Philanthropist and former banker David Straz officially announced his candidacy for Tampa mayor on Monday night, unveiling a website that includes a statement and video about why he wants to lead the city in 2019.
“I have experienced great success in business and, as a result, I have been able to be significantly involved in the business and cultural life of the city. Now, I am called to provide leadership and vision for the future,” he said.
The 75-year-old Milwaukee native’s emergence in the race is no surprise, as he indicated his interest in the race last September when he announced an exploratory committee for mayor.
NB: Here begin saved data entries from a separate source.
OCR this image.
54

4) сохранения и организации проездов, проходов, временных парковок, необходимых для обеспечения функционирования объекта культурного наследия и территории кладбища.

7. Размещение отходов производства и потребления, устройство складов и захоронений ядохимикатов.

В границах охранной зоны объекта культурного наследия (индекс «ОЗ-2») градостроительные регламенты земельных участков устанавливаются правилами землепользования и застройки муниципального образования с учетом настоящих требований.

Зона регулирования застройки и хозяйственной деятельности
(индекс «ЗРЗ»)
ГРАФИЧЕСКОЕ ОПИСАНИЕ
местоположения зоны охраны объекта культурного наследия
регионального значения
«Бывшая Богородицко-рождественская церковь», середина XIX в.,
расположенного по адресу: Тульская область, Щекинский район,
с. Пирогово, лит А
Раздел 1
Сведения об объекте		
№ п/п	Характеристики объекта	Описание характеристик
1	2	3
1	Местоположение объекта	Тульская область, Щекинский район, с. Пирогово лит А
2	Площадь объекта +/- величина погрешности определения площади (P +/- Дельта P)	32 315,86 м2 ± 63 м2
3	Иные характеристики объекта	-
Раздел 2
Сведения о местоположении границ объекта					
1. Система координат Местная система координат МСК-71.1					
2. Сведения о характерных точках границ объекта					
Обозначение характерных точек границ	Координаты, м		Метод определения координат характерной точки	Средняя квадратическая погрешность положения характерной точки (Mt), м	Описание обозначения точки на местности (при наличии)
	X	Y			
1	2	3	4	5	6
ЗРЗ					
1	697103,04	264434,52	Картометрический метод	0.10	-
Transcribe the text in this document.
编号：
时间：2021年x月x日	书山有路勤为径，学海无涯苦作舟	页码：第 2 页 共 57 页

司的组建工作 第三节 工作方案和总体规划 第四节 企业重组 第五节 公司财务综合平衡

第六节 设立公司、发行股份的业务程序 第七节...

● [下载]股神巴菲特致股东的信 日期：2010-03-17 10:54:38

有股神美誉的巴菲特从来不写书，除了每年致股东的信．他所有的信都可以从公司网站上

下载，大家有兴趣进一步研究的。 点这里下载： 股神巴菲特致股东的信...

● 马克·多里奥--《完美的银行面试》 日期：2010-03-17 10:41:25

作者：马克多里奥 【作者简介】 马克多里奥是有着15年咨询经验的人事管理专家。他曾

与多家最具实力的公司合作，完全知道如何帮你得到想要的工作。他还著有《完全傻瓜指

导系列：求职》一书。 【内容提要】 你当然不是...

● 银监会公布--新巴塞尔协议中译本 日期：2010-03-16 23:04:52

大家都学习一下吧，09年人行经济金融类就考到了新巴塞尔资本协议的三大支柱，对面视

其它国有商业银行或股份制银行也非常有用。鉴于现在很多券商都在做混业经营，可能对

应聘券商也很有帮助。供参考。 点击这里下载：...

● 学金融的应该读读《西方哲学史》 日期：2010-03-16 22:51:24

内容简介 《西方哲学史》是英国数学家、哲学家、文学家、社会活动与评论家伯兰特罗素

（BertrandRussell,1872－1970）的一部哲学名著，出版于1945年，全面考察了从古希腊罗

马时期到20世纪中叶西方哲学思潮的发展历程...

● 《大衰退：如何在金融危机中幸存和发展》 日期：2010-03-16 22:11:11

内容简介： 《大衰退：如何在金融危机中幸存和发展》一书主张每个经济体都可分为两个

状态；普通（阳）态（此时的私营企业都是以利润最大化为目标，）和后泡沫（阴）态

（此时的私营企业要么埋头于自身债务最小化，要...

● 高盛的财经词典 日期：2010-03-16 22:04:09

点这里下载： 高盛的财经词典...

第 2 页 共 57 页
Since then he has been quietly working on building up to officially becoming a candidate, while assiduously staying away from the media.
In his first interview as a candidate, Straz talked to the Tampa Bay Times on Monday night about his roots as a businessman and how he doesn’t think making the transition to a politician at this stage in his life will be that severe of a challenge.
“To me, running a retail political campaign is going to be pretty easy and I intend to do that,” Straz said.
Straz began his business career more than fifty years ago, purchasing his first bank in 1967 in Grand Marsh, Wis. He moved to Tampa in 1980, where he continued in the banking industry, while also stepping up significantly as a philanthropist.
He may be best known in the Tampa Bay area for his generous contribution to the Tampa Bay Performing Arts Center in 2009 (rumored to be as high as $25 million) that resulted in the center being renamed for him as the David A. Straz Jr. Center for the Performing Arts.
A lifelong Republican until he recently switched to becoming a Democrat, Straz was a supporter of Dick Greco in the last open race for Tampa mayor in 2011. After Greco failed to make the runoff, Straz quickly moved to support Bob Buckhorn. After Buckhorn defeated Rose Ferlita the runoff election, Straz became the chairman of his transition committee, which he noted in his official statement announcing his candidacy.
An advocate for improved relations with Cuba, there are still many things about his political philosophy that are unknown. His acknowledgement last year that he voted for Donald Trump for president in 2016 didn’t exactly endear him to Tampa Democrats, and he now he says he regrets that vote.
In his campaign announcement, Straz admits that he has a a learning curve to fully be able to articulate a vision for Tampa, saying that he intends to “listen, learn and study as I develop a common-sense blueprint for Tampa’s future.”
When pressed by reporter Charlie Frago about what he would do to improve neighborhoods specifically, Straz acknowledged that “I’m going to have to look at that a little more closely,” adding, “there are areas, I’m told, in Tampa, that need some attention and that have been kind of left behind.”
Straz is the just the latest candidate to enter the crowded field that has assembled in hopes of succeeding the term-limited Buckhorn in 2019. He joins former police chief Jane Castor, council members Harry Cohen and Mike Suarez, businessman Topher Morrison and former county commissioner (and 2011 mayoral candidate) Ed Turanchik in the race.